Die in § 10 Abs. 1 WoBindG beschriebenen formellen Anforderungen an ein Mieterhöhungsverlangen werden durch § 4 Abs. 7 Satz 1 NMV ausgefüllt und konkretisiert. Der von § 10 Abs. 1 Satz 2 WoBindG geforderten Erläuterung des Mieterhöhungsverlangens kommt der Vermieter bereits dann ausreichend nach, wenn er die Gründe, aus denen sich die laufenden Aufwendungen erhöht haben, und die auf die einzelnen laufenden Aufwendungen entfallenden Beträge angibt.

Der Sachverhalt:
Die Beklagte ist Mieterin einer preisgebundenen Wohnung der Klägerin. Im Anschluss an eine Modernisierung der Wohnung und des Gebäudes im Juni 2016 teilte die von der Klägerin beauftragte Wohnungsverwalterin der Beklagten mit, dass sich die zu zahlende Grundmiete infolge der Modernisierungsmaßnahmen nach den Vorschriften der II. Berechnungsverordnung sowie des Wohnungsbindungsgesetzes zum 1.7.2016 um 59,44 € von 605,37 € auf 664,81 € monatlich erhöhe. Dem Schreiben waren mit "Mietanhebung zum 1.7.2016" bezeichnete Unterlagen beigefügt, in dem die Modernisierungsmaßnahmen und die angefallenen Gesamtbaukosten aufgeführt sind sowie die Mietanhebung berechnet wurde.

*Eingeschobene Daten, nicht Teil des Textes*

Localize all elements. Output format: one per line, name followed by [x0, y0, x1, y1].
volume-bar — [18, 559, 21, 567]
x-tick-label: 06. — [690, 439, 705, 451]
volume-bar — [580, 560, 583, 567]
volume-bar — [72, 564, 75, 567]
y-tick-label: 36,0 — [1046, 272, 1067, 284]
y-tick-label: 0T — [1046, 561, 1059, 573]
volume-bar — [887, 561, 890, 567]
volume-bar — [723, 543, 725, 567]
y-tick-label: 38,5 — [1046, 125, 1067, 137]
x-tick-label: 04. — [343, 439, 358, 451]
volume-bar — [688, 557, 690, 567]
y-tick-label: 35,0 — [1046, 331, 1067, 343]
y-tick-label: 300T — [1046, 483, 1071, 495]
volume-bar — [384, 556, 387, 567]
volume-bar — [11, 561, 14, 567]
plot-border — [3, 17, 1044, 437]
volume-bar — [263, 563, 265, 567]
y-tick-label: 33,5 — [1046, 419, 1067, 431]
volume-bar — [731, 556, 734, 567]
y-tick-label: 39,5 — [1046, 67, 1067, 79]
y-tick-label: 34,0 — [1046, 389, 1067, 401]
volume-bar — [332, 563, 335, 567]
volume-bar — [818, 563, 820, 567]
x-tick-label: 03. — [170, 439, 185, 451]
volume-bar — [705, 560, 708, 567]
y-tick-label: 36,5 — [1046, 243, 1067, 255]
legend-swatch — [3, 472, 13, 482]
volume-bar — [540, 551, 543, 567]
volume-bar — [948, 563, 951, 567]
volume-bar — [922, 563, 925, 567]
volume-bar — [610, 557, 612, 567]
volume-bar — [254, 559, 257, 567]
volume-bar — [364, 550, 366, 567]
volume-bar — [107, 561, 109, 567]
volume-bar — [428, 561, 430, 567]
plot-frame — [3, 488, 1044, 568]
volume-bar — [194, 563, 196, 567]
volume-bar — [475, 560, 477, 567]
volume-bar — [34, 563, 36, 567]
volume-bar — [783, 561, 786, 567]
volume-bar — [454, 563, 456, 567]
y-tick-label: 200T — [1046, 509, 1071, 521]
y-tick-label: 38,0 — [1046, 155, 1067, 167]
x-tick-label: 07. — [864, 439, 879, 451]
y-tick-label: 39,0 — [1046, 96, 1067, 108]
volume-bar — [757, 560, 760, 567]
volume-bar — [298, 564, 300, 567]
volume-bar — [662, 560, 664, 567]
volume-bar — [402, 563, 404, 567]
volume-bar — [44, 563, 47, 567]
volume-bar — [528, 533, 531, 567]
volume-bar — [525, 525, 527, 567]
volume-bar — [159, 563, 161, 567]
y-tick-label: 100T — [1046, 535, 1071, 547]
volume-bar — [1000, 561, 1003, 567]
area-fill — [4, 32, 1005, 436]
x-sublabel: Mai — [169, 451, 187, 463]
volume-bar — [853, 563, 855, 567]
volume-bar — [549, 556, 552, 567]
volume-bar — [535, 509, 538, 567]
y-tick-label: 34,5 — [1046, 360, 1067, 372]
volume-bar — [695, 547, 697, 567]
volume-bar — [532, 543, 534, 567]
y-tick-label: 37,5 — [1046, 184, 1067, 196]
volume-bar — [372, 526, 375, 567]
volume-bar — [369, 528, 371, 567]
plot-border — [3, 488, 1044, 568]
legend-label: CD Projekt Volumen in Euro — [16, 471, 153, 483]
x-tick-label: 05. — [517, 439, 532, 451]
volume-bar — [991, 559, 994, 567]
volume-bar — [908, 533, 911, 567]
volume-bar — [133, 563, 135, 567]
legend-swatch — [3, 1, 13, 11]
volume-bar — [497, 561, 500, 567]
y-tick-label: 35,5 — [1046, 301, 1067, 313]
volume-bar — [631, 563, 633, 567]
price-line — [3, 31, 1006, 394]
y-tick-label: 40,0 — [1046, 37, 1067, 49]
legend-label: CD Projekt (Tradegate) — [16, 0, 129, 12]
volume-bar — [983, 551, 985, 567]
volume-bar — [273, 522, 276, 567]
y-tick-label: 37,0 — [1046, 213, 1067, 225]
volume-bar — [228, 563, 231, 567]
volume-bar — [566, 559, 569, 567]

Die Beklagte hielt die Mieterhöhungserklärung aus formellen Gründen für unwirksam, weil die Klägerin den Ansatz einer Abschreibung von 1,5152 % der Gesamtbaukosten, die den gesetzlichen Regelsatz der Abschreibung (1 %) übersteigt, in dem Schreiben nicht näher erläutert habe, und zahlte in der Folge den verlangten Erhöhungsbetrag nicht. Mit Schreiben vom 4.3.2019 kündigte die Klägerin das Mietverhältnis mit der Beklagten unter Berufung auf einen Mietrückstand i.H.v. 2.085,88 € nebst einer weiteren offenen Forderung von 148,48 € fristlos.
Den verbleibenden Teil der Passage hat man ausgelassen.